Enthusiastic modern writers have dubbed Zacatecas ‘mother’ and ‘civiliser’ of the north of Mexico in their descriptions of the large contribution that the city made to the colonisation of the provinces of New Biscay, New León and New Mexico. Zacatecas' part in the northward expansion of Spanish colonisation, both as a base for exploration and as a source of men, was indeed great. In the following pages some account will be given of the major movements to which it contributed. The detailed history of those movements lies outside the scope of this study; but before any local study of the city is undertaken, it may conveniently be fitted into the background of colonisation over the north as a whole.
As has been seen, expansion began very soon after the settling of the primitive mining camp under La Bufa, with discoveries of ores at mines in the area of Sombrerete.

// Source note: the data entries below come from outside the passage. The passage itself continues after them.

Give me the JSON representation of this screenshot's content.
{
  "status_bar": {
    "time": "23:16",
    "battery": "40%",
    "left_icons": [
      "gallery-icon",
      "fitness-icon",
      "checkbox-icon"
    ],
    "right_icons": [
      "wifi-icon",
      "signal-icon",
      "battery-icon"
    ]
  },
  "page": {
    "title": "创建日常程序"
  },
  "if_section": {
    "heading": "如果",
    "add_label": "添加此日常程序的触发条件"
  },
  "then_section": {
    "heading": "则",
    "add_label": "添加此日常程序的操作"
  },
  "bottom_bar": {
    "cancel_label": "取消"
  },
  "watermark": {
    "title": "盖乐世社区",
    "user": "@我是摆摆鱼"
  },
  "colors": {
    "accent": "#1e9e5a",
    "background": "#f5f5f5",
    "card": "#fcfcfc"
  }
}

But even while this was taking place, the intensity of Indian hostility was increasing. The first concerted Chichimec campaign against established settlements came in 1561; the defeat of that campaign marked the true beginning of Spanish occupation of the north, and left the way clearer than before for exploration to continue. This campaign of allied Guachichil, Zacatecos and other Indians against Sombrerete, San Martín and estancias in that area in 1561 may have received more attention that it deserves, and hence appeared more serious than it was, because of the long and eloquent report given of it by Pedro de Ahumada Sámano, the leader of the force that put it down.